Invitations to the Sept. 26 event were sent recently to members of the partnership and other Tampa business leaders from Rhea Law, an attorney and prominent Republican fundraiser who's chairwoman of the partnership's governing board.
"Senator Galvano has asked me to convene leadership from our business community to help Republicans maintain their slim Senate majority," the invitation said.
Law said Galvano and Simpson can "advance our region's most important priorities, including the funding of regionally significant transportation infrastructure."
One of the invitations went to prominent Tampa Democratic fundraiser Alex Sink, a former bank executive, state chief financial officer and unsuccessful candidate for governor.
Sink said charitable groups including the United Way and the Community Foundation have funded partnership projects in the past.
"Our community is represented by both Republicans and Democrats," she said. "It seems to me highly inappropriate that they're engaged in party fundraising. I'd say the same thing if they were raising money for Democrats."
In an interview, Homans said the partnership would take the same approach, too, if the other political party stood to advance the priorities of the Tampa Bay region.
"If the tables were turned," he said, "and it were Democrats in these same positions, we would be doing the same on behalf of the Democratic leadership."
In July, the partnership weighed in on the future of CareerSource Tampa Bay, the jointly run workforce development agencies that ousted their executive director earlier this year. In June, the partnership joined a delegation that visited Houston to learn more about developing local workforce talent.
But the partnership changed its mission in 2016 from a focus on economic development to "public policy and advocacy," and eliminated membership and funding from government agencies to allow for possible political advocacy.
Today, the organization has about 40 members, mostly private corporations that pay dues of $25,000 a year — or $50,000 for membership on the governing board.
Homans said those companies can take tax deductions for their dues but must exempt the portion the organization uses to pay for lobbying.
He said the organization has not actually made any contribution to the GOP's state Senate committee. Costs of fundraisers usually are reported as in-kind campaign contributions, but Homans said other companies provided the food and beverages for the January fundraiser and he expects the same in September.
The GOP committee has given $302,691 in this election cycle to Sen. Dana Young, R-Tampa, who faces a challenge from Democratic state Rep. Janet Cruz. It has given Sen. Tom Lee, R-Thonotosassa, $50,000, and Sen. Jeff Brandes, R-St. Petersburg, $206,057.

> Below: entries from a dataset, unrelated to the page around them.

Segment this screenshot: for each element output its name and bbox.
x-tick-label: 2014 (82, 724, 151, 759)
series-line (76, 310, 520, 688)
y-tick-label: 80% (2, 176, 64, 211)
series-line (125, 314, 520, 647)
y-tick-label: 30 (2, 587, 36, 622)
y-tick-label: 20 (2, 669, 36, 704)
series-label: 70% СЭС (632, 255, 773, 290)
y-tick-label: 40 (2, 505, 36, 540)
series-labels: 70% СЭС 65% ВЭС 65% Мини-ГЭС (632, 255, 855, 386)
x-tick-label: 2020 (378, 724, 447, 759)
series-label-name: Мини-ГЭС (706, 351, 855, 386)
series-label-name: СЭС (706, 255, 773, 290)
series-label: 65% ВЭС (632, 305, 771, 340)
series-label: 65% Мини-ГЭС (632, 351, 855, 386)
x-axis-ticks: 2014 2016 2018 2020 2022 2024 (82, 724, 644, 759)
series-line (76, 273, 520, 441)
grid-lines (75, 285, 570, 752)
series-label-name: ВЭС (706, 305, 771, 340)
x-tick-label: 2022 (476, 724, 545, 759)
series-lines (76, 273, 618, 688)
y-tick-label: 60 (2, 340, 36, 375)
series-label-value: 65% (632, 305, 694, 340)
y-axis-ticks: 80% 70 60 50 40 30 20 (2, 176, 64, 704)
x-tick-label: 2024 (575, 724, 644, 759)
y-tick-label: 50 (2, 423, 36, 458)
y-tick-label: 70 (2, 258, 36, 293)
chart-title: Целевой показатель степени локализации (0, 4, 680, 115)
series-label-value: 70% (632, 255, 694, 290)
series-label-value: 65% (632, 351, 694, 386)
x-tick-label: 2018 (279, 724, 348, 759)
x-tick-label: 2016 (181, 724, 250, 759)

As a 501(c)(6) organization under the Internal Revenue Code, the partnership can legally spend some money on political activity.

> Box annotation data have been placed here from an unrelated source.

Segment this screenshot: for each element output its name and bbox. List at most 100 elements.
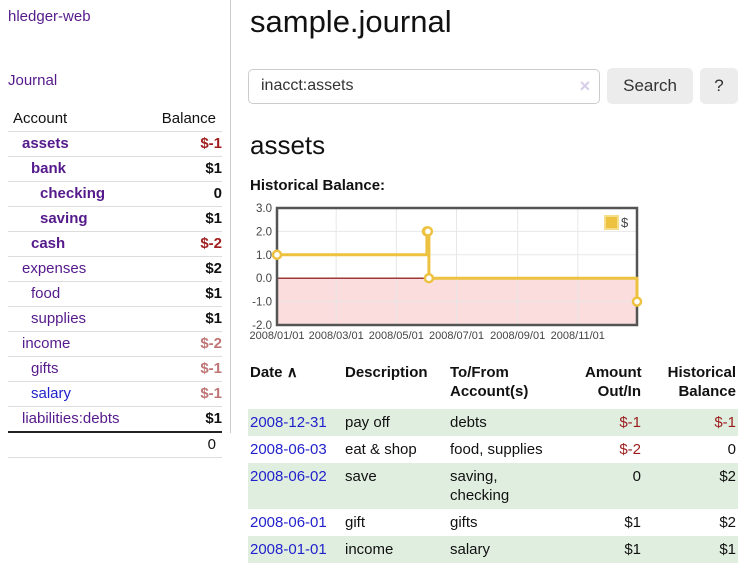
account-cell: supplies (8, 307, 143, 332)
account-link-gifts[interactable]: gifts (31, 360, 59, 377)
y-tick-label: 1.0 (256, 250, 272, 262)
legend-label: $ (621, 215, 629, 230)
account-balance: $-2 (200, 335, 222, 352)
register-balance-cell: 0 (727, 441, 736, 458)
search-input[interactable] (248, 68, 601, 104)
search-button[interactable]: Search (607, 68, 693, 104)
account-cell: food (8, 282, 143, 307)
account-row: bank $1 (8, 157, 222, 182)
register-accounts-cell: food, supplies (450, 441, 543, 458)
data-point-marker (631, 296, 643, 307)
account-link-assets[interactable]: assets (22, 135, 69, 152)
account-balance: $-1 (200, 135, 222, 152)
y-tick-label: 2.0 (256, 226, 272, 238)
account-link-saving[interactable]: saving (40, 210, 88, 227)
account-link-cash[interactable]: cash (31, 235, 66, 252)
legend-swatch (604, 215, 619, 230)
register-col-amount: Amount Out/In (585, 364, 642, 400)
sidebar: hledger-web Journal Account Balance asse… (0, 0, 231, 458)
register-date-link[interactable]: 2008-01-01 (250, 541, 327, 558)
plot-border (275, 206, 639, 327)
account-balance: $-1 (200, 385, 222, 402)
account-row: assets $-1 (8, 132, 222, 157)
register-amount-cell: 0 (632, 468, 641, 485)
account-link-bank[interactable]: bank (31, 160, 67, 177)
data-point-marker (423, 272, 435, 284)
account-balance: $1 (205, 410, 222, 427)
register-balance-cell: $2 (719, 514, 736, 531)
account-cell: checking (8, 182, 143, 207)
register-date-link[interactable]: 2008-06-03 (250, 441, 327, 458)
account-link-expenses[interactable]: expenses (22, 260, 87, 277)
data-point-marker (422, 226, 434, 237)
register-date-link[interactable]: 2008-06-02 (250, 468, 327, 485)
account-row: expenses $2 (8, 257, 222, 282)
x-tick-label: 2008/09/01 (490, 330, 545, 342)
x-tick-label: 2008/03/01 (309, 330, 364, 342)
register-date-cell: 2008-06-03 (248, 436, 343, 463)
register-date-cell: 2008-06-02 (248, 463, 343, 509)
register-description-cell: income (345, 541, 394, 558)
register-amount-cell: $1 (624, 514, 641, 531)
account-cell: income (8, 332, 143, 357)
account-balance: $1 (205, 210, 222, 227)
register-col-date[interactable]: Date ∧ (250, 364, 298, 381)
account-link-income[interactable]: income (22, 335, 71, 352)
account-balance: $1 (205, 285, 222, 302)
y-tick-label: -1.0 (252, 297, 272, 309)
account-cell: assets (8, 132, 143, 157)
register-balance-cell: $-1 (714, 414, 736, 431)
account-link-food[interactable]: food (31, 285, 61, 302)
register-amount-cell: $-2 (619, 441, 641, 458)
register-row: 2008-12-31 pay off debts $-1 $-1 (248, 409, 738, 436)
spacer (8, 432, 143, 458)
account-balance: $1 (205, 310, 222, 327)
account-link-salary[interactable]: salary (31, 385, 72, 402)
accounts-col-account: Account (13, 110, 68, 127)
register-description-cell: eat & shop (345, 441, 417, 458)
account-row: gifts $-1 (8, 357, 222, 382)
account-balance: $2 (205, 260, 222, 277)
y-tick-label: 3.0 (256, 203, 272, 215)
account-cell: gifts (8, 357, 143, 382)
register-row: 2008-01-01 income salary $1 $1 (248, 536, 738, 563)
register-balance-cell: $2 (719, 468, 736, 485)
register-date-link[interactable]: 2008-12-31 (250, 414, 327, 431)
register-accounts-cell: salary (450, 541, 491, 558)
register-date-link[interactable]: 2008-06-01 (250, 514, 327, 531)
sort-ascending-icon: ∧ (286, 364, 298, 381)
register-amount-cell: $1 (624, 541, 641, 558)
register-description-cell: gift (345, 514, 366, 531)
register-col-description: Description (345, 364, 428, 381)
help-button[interactable]: ? (700, 68, 738, 104)
main-content: sample.journal × Search ? assets Histori… (248, 0, 738, 563)
account-row: checking 0 (8, 182, 222, 207)
chart-legend: $ (604, 215, 629, 230)
register-amount-cell: $-1 (619, 414, 641, 431)
nav-journal-link[interactable]: Journal (8, 72, 58, 89)
register-col-balance: Historical Balance (667, 364, 736, 400)
account-row: salary $-1 (8, 382, 222, 407)
account-row: liabilities:debts $1 (8, 407, 222, 432)
account-link-checking[interactable]: checking (40, 185, 106, 202)
account-balance: 0 (213, 185, 222, 202)
register-header-row: Date ∧ Description To/From Account(s) Am… (248, 361, 738, 409)
page-title: sample.journal (250, 4, 452, 39)
account-cell: bank (8, 157, 143, 182)
register-table-body: 2008-12-31 pay off debts $-1 $-1 2008-06-03 ea… (248, 409, 738, 563)
account-link-liabilities-debts[interactable]: liabilities:debts (22, 410, 120, 427)
search-input-wrap: × (248, 68, 601, 104)
accounts-table-body: assets $-1 bank $1 checking 0 saving $1 cash $-2 e… (8, 132, 222, 432)
app-title-link[interactable]: hledger-web (8, 8, 91, 25)
data-point-marker (271, 249, 283, 261)
account-link-supplies[interactable]: supplies (31, 310, 87, 327)
register-row: 2008-06-03 eat & shop food, supplies $-2 0 (248, 436, 738, 463)
account-row: food $1 (8, 282, 222, 307)
account-heading: assets (250, 130, 326, 160)
x-tick-label: 2008/11/01 (551, 330, 605, 342)
y-tick-label: 0.0 (256, 273, 272, 285)
clear-search-icon[interactable]: × (579, 75, 591, 96)
account-cell: saving (8, 207, 143, 232)
account-balance: $1 (205, 160, 222, 177)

Homans said the political fundraising was discussed "at length" by the governing board beforehand.
Members of the board include USF President Judy Genshaft, TGH President John Couris and at least two executives with significant interest in spending by local public agencies — Tampa Bay Rays President Brian Auld, who is working on a financing plan for a new stadium, and Strategic Property Partners leader Jeff Vinik, whose company is spearheading the $3 billion Water Street Tampa project downtown.
Couris, Vinik and Auld declined through spokesmen to comment on the partnership's GOP fundraising.

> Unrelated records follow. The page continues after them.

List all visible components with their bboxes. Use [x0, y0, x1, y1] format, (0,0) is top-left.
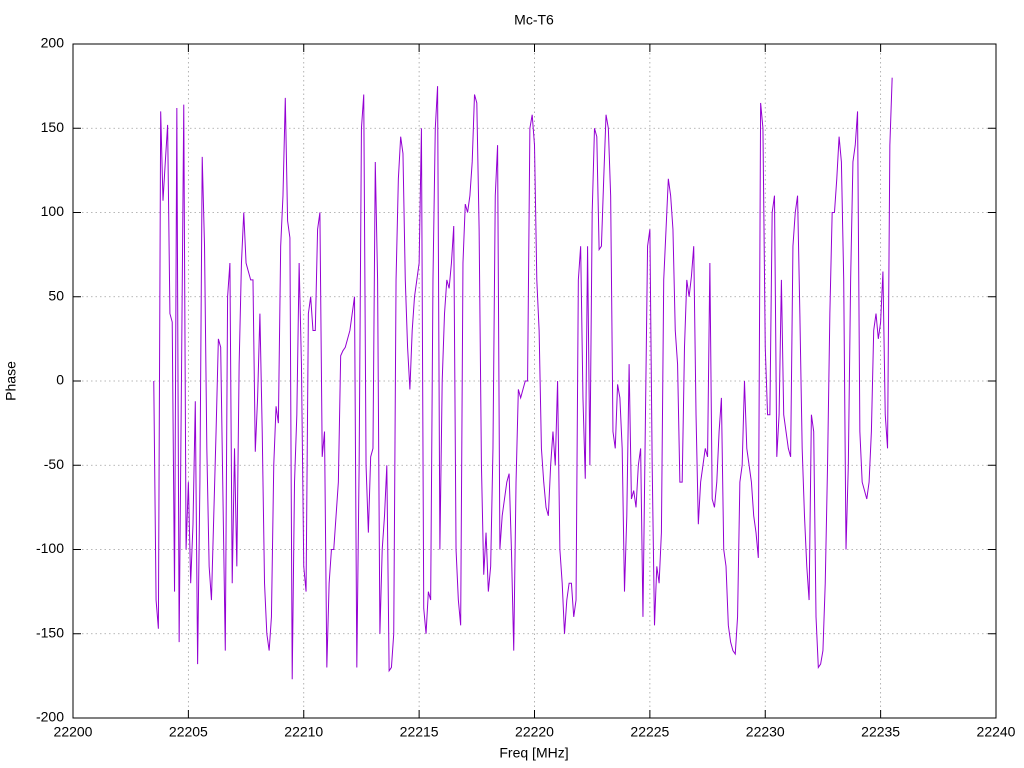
x-tick-label: 22235	[861, 724, 900, 740]
chart-title: Mc-T6	[514, 12, 554, 28]
y-tick-label: -100	[36, 540, 64, 556]
y-axis-label: Phase	[3, 361, 19, 401]
x-tick-label: 22230	[746, 724, 785, 740]
x-tick-label: 22240	[977, 724, 1016, 740]
x-tick-label: 22210	[284, 724, 323, 740]
x-tick-label: 22220	[515, 724, 554, 740]
x-tick-label: 22215	[400, 724, 439, 740]
y-tick-label: 50	[48, 287, 64, 303]
y-tick-label: -200	[36, 709, 64, 725]
y-tick-label: 0	[56, 372, 64, 388]
y-tick-label: -150	[36, 624, 64, 640]
data-line	[153, 77, 893, 680]
plot-border	[72, 43, 997, 719]
x-tick-label: 22200	[54, 724, 93, 740]
y-tick-label: 150	[41, 119, 65, 135]
x-axis-label: Freq [MHz]	[499, 745, 568, 761]
x-tick-label: 22225	[630, 724, 669, 740]
y-tick-label: 100	[41, 203, 65, 219]
y-tick-label: -50	[44, 456, 64, 472]
x-tick-label: 22205	[169, 724, 208, 740]
y-tick-label: 200	[41, 35, 65, 51]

Genshaft said through spokesman Adam Freeman that she "has established a track record of working productively with elected officials from all political parties," and won't go to the September event. She added that USF's partnership dues are paid for with privately donated USF Foundation money, not public funds.
The incoming Senate Democratic leader, who likely would become Senate president if Democrats were to win a majority, is Sen. Audrey Gibson of Jacksonville.
For that to happen, Democrats would have flip five seats during the Nov. 6 general election — a prospect that is seen as unlikely.